Or qu'est-ce qu'être causé par autre chose ? C'est tenir son existence (l'effet réel) de *l'existence* d'autre chose. En ce sens, un être qui serait "cause de soi" ne doit pas tenir son *existence* de l'existence de quoique ce soit d'autre, hors de soi ou même en soi, si tant est qu'on peut poser qu'en un même être il peut y avoir plusieurs parties qui suivent les unes des autres. Ainsi, un être cause de soi ne doit pas tenir son existence d'une autre existence mais d'une essence. Cette essence ne peut être extérieure, sinon il n'est plus cause "de soi", il doit donc s'agir de l'essence même de cet être, à savoir ce qu'il est fondamentalement.

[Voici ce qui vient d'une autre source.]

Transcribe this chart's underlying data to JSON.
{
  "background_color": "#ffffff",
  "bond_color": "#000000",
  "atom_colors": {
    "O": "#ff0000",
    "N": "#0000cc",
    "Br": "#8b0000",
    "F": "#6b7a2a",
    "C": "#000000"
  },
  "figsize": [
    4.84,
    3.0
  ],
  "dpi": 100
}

Qu'est donc fondamentalement un être cause de soi ? Toute l'Ethique va s'attacher à le préciser. Mais d'emblée, il apparaît que l'essence de cet être est justement d'exister : d'affirmer son être. Comme l'effet d'une cause de soi ne saurait être extérieur à la cause elle-même (il ne s'agit pas de la "cause d'autre chose"), son essence "enveloppe l'existence" au lieu de l'impliquer de façon transitive [Ici, on peut voir par ex. que le triangle n'est pas cause de soi, car son essence n'enveloppe que ses propriétés, son existence suit de l'existence de l'étendue, des lignes et de "trois"].

La deuxième partie de la définition donne le pendant épistémologique de cette évidence ontologique : si un être dispose d'une essence enveloppant son existence et est donc "cause de soi" plutôt que "causé par autre chose", alors sa nature, autrement dit sa vie propre et fondamentale, ne peut être "conçue" autrement que comme existante. Si on peut concevoir un être comme n'existant pas, alors c'est qu'il n'est pas cause de soi (ex. Se représenter Dieu comme un Roi, pourquoi ne serait-il pas un prince ou un mendiant ? Le fait qu'on puisse l'imaginer autrement indique que nous ne sommes pas ici dans un véritable concept, qu'il n'y a pas impossibilité de penser autrement et donc pas de nécessité de penser ainsi. Si cet être qu'on peut concevoir autrement n'est pas nécessaire, c'est qu'il tient son existence, non de lui-même, mais en l'occurrence de l'esprit des hommes qui le forgent à l'image de leurs désirs).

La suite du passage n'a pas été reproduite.